While the role of antibodies in preventing infection is clear, a growing number of researchers are enlisting antibodies to help cure HIV. One of the most promising avenues to achieve this is passive immunization, in which antibodies are injected directly into the patient.
In the August issue of the Journal of Virology, amfAR-funded scientist Dr. Dan Barouch of the Center for Virology and Vaccine Research at Beth Israel Deaconess Medical Center in Boston, with colleagues from the Ragon Institute of MGH, MIT, and Harvard in Cambridge, MA, the National Institutes of Health in Bethesda, MD, and Leidos Biomedical Research and Frederick National Laboratory Center for Cancer Research in Frederick, MD, uses a passive immunization approach to explore the potential role of antibodies in curing HIV infection.
Barouch and associates tested two antibodies, PGT121 and N6, in 18 monkeys infected with SHIV, a combination of HIV and SIV (the simian form of the virus).
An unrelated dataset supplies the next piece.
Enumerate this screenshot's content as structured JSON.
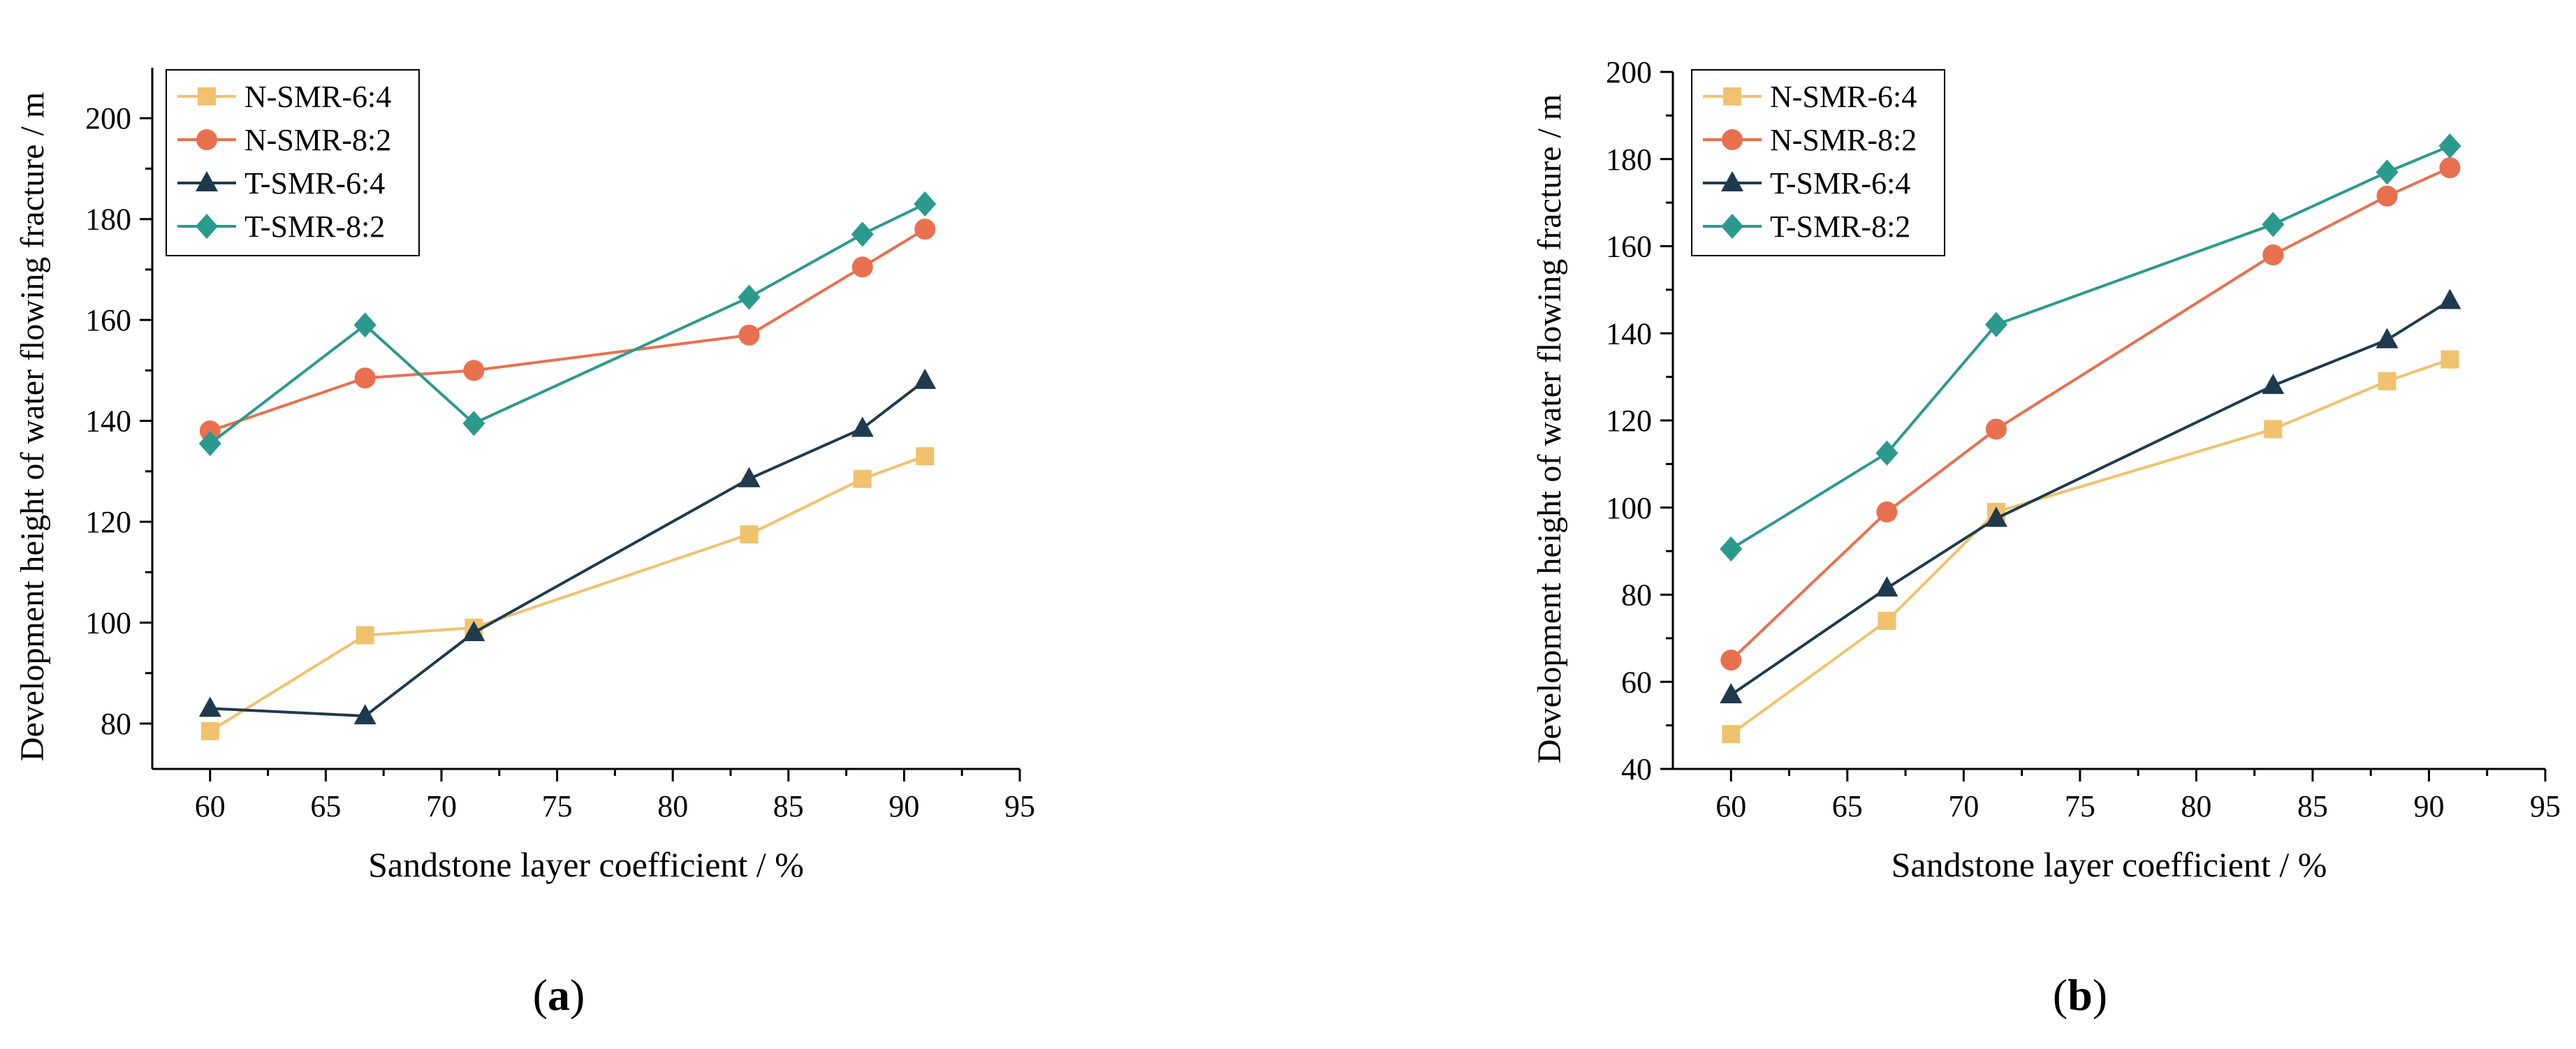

Both PGT121 and N6 are known to be active against HIV. The monkeys were treated with either PGT121 or N6, a combination of both, or a placebo. The antibodies reduced the viral load in the monkeys.
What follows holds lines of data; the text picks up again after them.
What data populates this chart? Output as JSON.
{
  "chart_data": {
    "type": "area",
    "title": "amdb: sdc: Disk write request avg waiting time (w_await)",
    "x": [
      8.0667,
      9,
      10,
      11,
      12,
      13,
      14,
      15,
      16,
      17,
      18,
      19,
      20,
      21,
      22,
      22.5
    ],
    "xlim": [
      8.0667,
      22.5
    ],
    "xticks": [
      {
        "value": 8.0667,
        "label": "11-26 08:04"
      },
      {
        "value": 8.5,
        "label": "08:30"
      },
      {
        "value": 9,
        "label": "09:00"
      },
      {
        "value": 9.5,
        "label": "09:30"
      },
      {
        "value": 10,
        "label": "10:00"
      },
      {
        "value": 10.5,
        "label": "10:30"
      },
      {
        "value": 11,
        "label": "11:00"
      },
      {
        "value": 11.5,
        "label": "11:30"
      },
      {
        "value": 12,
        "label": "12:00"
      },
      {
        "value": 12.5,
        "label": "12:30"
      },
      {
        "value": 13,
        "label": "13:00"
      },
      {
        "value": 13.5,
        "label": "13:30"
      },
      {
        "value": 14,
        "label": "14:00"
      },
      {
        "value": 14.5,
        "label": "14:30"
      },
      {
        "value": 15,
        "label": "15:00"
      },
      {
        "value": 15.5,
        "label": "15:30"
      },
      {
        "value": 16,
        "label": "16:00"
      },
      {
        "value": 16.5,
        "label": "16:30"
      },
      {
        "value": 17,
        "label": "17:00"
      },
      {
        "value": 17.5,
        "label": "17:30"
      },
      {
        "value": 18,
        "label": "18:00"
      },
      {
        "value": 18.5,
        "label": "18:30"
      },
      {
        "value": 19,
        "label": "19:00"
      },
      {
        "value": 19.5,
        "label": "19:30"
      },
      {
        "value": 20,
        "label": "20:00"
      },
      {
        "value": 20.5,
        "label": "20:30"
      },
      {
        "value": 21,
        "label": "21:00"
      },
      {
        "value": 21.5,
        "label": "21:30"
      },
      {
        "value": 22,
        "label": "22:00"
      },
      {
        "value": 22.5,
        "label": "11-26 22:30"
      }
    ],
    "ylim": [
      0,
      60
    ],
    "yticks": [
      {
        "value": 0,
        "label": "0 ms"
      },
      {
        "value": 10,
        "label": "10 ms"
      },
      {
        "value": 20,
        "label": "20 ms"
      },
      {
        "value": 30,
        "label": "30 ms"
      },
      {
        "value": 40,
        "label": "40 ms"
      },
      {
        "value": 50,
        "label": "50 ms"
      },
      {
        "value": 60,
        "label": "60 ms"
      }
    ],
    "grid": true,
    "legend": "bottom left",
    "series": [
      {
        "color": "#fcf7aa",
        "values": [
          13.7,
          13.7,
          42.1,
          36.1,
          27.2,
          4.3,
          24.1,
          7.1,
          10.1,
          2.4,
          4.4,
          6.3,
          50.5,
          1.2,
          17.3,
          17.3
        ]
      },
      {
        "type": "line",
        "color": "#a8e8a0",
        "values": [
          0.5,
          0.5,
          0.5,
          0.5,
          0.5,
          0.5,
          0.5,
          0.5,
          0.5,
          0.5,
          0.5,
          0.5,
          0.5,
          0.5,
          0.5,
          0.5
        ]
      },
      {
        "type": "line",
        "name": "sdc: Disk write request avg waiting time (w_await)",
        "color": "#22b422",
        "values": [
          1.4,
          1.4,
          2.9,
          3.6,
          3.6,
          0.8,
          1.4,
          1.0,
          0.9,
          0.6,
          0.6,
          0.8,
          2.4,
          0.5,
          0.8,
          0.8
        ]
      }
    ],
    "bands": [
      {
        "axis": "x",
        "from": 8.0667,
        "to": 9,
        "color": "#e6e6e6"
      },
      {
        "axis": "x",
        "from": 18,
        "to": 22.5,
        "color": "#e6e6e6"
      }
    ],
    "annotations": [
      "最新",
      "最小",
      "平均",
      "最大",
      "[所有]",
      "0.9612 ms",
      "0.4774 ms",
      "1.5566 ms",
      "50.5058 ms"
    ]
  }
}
The researchers then measured SHIV DNA in the blood and lymph nodes to see if the antibodies had any effect on infected cells. They found significantly reduced levels of SHIV DNA in the blood two weeks after the antibodies were administered; in the lymph nodes, SHIV DNA dropped markedly after 10 weeks. The authors note that the monkeys’ naturally occurring antibodies and immune responses to SHIV were not enhanced as a result of the PGT121 or N6 infusions, arguing against their contribution to the observed viral effects.
These results suggest that passive immunization using these antibodies might, under the right conditions, kill cells of the persistent viral reservoir and thus play a role in curing HIV.